When you're looking for used mowers, what are the big ticket items you wont buy if they need replacing? Im seeing 2-5 mowers pop up on offerup each week for anywhere from 100-300. I'm mechanically inclined to rebuild and clean up something, but i dont want to end up putting $600 into one of these if i can avoid it. I assume the main components are the motor, reel/bedknife, and bearings?


----------



## LBK_419 (Jul 25, 2018)

SOLARSUPLEX said:


> When you're looking for used mowers, what are the big ticket items you wont buy if they need replacing? Im seeing 2-5 mowers pop up on offerup each week for anywhere from 100-300. I'm mechanically inclined to rebuild and clean up something, but i dont want to end up putting $600 into one of these if i can avoid it. I assume the main components are the motor, reel/bedknife, and bearings?


@SOLARSUPLEX 
The reel and the bed knife for sure. Bearings have been cheap/easy to replace so far. 
The motor I don't worry about too much. The last two Honda's the sellers have both said don't work, but a cheap carb from Amazon and oil seals/gaskets fixed both and pretty cheap - $30 for all parts.


----------



## Steely (Sep 24, 2017)

I will be watching this thread intently.


----------



## Steely (Sep 24, 2017)

@LBK_419 Did you have any troubles removing the reel sprocket? I removed both set screws, but it doesn't seem to want to budge. I sprayed WD-40, but maybe i need to try some penetrating spray? I do not own a gear puller, but would consider getting one if that is needed. Also, did you use the oven cleaner on the reel as well?

Ultimately I would like to strip down my Trimmer and paint it over the winter. You have inspired me with your projects.

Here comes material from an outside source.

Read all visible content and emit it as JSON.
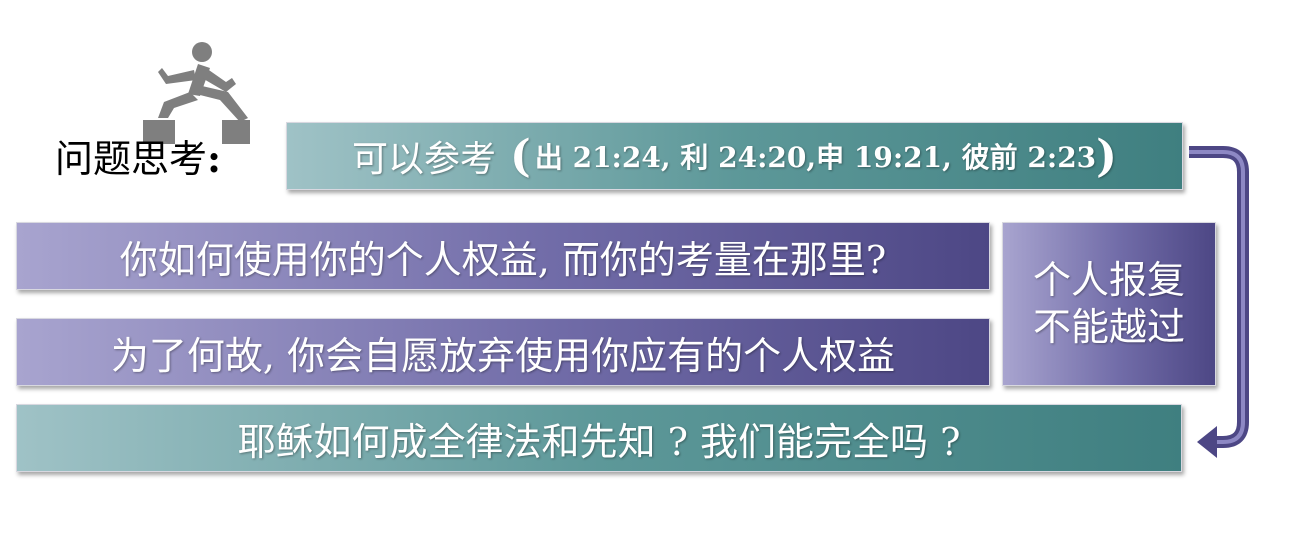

On a good note, I was able to backlap the reel last night and it is cutting paper great now.


----------



## LBK_419 (Jul 25, 2018)

Steely said:


> @LBK_419 Did you have any troubles removing the reel sprocket? I removed both set screws, but it doesn't seem to want to budge. I sprayed WD-40, but maybe i need to try some penetrating spray? I do not own a gear puller, but would consider getting one if that is needed. Also, did you use the oven cleaner on the reel as well?
> 
> Ultimately I would like to strip down my Trimmer and paint it over the winter. You have inspired me with your projects.
> 
> On a good note, I was able to backlap the reel last night and it is cutting paper great now.


@Steely 
I did have to use penetrating oil and a gear puller. I just bought a cheap one at harbor freight. This is probably the hardest part of the whole disassembly.

I have used the oven cleaner on the reel. This time I used aircraft remover that I bought at Walmart for $13 and it worked great. Feel free to call me at 806-543-6932 if you get stuck on anything.


----------



## Steely (Sep 24, 2017)

@LBK_419 did you end up putting a clear coat on your paint?


----------



## LBK_419 (Jul 25, 2018)

Steely said:


> @LBK_419 did you end up putting a clear coat on your paint?


@steely I did not. I used primer and 2 coats of paint.


----------